April 25 (Bloomberg) -- Emirates NBD PJSC, the United Arab Emirates’ biggest bank, said net income fell 55 percent in the first-quarter as a gain from the sale of a stake in a subsidiary last year wasn’t repeated. The profit beat analysts’ estimates.
Net income dropped to 641 million dirhams ($175 million), or 10 fils a share, from 1.41 billion dirhams, or 24 fils a share, in the year-earlier period, the bank 56 percent owned by the Dubai government said in a statement to Nasdaq Dubai today. That topped the 570 million-dirham median estimate of three analysts, data compiled by Bloomberg show. Emirates NBD made 1.84 billion dirhams last year from selling 49 percent of its credit-card processing unit Network International LLC.
Banks in the second-largest Arab economy are recovering from a slowdown in lending triggered by the global financial crisis and a real estate crash in Dubai, which hurt investment banking and led to an increase in bad loans. Emirates NBD’s provisions, including for loan losses, fell 20 percent in the first quarter to 1.1 billion dirhams, pushing the ratio of non-performing loans to gross loans to 14.1 percent in March from 13.8 percent in December, the bank said.
The bank expects lending to rise by as much as five percent in 2012, Chief Financial Officer Surya Subramanian told reporters on a conference call today. Loan growth in the first quarter “is in line with our full-year expectation of a 4 to 5 percent growth,” he said.
Emirates NBD and its unit have already raised 7.4 billion dirhams this year from bond sales and private placements, Subramanian said. The bank’s loan book was unchanged at 204.1 billion dirhams at the end of March compared with December. Deposits rose 8 percent from December to 208.5 billion dirhams.
Although funds from bond sales “comes to us at a higher cost, the impact of which will flow through from the second quarter, we expect this to be offset by the excellent performance in retail deposit growth,” he said.
First-quarter net interest income rose 8 percent to 1.78 billion dirhams, while non-interest income jumped 49 percent to 909 million dirhams, the bank said. Net interest margin, the difference between what the bank earns from loans and what it pays out on deposits, fell to 2.63 percent in the quarter from 2.85 percent in the fourth quarter last year, the bank said.
“These results reflect the concern that we have about asset quality,” Shabbir Malik, an analyst at EFG-Hermes Holding SAE said in a phone interview from Dubai today. Revenue has increased “mainly because of stronger investment returns, but the interest income is down because of lower spreads,” he said.
The lender’s shares fell 2.8 percent to 2.81 dirhams at the close in Dubai today, extending their decline this year to 4.4 percent. That compares with a 7.4 percent gain in the Bloomberg GCC 200 Financial Index.
Emirates NBD said it expects its non-performing-loan ratio to rise to between 14 percent and 15 percent this year and as high as 16 percent in 2013. The bank is one of the biggest lenders to investment company Dubai Group LLC, which is in talks with banks to reschedule $6 billion of loans.

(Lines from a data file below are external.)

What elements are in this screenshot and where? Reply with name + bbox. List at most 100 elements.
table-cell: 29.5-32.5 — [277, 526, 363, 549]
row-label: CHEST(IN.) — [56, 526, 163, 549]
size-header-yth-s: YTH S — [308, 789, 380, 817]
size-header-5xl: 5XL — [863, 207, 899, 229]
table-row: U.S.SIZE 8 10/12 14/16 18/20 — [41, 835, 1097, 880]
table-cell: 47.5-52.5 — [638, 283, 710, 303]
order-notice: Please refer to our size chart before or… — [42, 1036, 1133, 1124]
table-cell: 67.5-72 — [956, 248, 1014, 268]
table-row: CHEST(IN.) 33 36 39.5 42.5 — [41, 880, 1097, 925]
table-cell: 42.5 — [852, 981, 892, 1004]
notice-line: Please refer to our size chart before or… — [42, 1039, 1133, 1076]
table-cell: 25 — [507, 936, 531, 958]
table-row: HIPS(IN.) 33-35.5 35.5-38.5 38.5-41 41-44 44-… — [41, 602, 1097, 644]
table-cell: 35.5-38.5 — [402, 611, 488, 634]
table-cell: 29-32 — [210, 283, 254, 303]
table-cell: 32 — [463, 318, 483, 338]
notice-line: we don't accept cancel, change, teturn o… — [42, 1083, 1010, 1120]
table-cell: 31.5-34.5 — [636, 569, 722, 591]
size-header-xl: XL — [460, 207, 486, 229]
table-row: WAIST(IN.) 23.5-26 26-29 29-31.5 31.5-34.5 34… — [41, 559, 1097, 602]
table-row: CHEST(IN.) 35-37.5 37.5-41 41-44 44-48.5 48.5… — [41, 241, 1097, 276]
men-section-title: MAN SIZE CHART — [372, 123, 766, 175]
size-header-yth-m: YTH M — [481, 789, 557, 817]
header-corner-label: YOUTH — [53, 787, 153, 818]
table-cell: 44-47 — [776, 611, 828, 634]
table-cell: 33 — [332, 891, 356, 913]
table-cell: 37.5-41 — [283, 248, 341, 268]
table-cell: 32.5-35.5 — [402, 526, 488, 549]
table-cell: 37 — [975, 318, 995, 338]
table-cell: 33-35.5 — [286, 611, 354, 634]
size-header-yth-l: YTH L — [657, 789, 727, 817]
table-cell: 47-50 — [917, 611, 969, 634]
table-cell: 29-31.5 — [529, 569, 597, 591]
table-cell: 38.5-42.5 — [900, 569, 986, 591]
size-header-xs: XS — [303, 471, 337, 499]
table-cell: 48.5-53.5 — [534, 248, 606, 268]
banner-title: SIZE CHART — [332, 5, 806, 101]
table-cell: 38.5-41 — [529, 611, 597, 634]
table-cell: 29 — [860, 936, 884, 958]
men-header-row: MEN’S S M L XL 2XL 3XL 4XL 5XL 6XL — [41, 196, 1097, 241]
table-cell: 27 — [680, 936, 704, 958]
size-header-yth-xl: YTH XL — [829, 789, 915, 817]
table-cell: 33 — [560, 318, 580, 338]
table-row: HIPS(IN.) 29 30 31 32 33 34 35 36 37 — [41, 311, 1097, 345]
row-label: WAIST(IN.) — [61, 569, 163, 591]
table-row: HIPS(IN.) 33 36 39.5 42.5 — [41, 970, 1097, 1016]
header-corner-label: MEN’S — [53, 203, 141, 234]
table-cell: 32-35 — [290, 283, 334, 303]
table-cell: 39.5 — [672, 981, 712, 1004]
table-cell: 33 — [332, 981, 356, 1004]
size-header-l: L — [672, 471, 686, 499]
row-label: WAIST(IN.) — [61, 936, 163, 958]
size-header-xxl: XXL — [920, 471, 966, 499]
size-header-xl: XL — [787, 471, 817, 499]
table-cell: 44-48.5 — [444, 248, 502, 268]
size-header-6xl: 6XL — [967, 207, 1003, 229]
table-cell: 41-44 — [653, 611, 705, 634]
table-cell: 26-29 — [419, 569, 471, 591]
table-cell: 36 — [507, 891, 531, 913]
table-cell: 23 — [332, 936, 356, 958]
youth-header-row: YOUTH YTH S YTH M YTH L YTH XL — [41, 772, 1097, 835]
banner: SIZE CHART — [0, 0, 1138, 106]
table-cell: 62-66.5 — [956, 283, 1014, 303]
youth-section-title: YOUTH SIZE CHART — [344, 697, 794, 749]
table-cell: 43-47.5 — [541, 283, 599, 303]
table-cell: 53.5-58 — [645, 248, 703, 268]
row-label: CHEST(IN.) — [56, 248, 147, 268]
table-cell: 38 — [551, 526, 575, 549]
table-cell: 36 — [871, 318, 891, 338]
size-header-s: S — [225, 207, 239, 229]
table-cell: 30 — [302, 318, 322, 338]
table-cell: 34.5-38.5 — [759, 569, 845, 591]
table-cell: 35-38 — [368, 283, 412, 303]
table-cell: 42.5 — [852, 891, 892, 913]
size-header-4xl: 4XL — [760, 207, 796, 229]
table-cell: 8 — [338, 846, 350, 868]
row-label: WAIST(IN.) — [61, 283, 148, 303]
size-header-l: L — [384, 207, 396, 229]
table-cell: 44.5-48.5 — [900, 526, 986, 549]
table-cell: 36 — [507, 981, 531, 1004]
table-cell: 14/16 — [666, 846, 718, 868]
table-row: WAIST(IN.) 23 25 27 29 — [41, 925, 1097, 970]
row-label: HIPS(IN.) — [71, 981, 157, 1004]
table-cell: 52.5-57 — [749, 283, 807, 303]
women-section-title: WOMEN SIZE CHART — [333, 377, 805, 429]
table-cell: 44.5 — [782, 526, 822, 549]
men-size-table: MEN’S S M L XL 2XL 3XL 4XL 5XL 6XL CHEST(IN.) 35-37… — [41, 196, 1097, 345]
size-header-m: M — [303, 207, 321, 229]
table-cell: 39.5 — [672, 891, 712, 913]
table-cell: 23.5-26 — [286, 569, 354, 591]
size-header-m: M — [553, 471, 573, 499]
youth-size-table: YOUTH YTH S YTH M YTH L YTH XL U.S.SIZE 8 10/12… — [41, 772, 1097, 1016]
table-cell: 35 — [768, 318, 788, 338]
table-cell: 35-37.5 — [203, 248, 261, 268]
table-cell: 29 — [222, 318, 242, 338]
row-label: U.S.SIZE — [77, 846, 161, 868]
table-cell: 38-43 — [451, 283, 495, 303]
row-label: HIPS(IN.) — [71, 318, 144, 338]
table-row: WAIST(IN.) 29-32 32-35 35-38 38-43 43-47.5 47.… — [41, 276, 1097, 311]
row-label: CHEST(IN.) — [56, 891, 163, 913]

Emirates NBD is assessing the impact of new central bank rules on limiting lending to the emirate’s government and state-owned companies and will discuss the issue with central bank, Chief Executive Officer Rick Pudner said in the call.
U.A.E. banks can lend no more than 100 percent of their capital to local governments and the same to government-related entities, the central bank said April 4. There was no limit under previous rules. Emirates NBD’s exposure to sovereign loans was 130 percent of regulatory capital at the end of 2011, according to the 2011 financial statements.
The new rules “will affect the levels of allowable lending to various government entities,” said Pudner. “It will have an affect but we need to sit down along with other banks and also the central bank to discuss the overall timing of this impact and how we are going to address it.”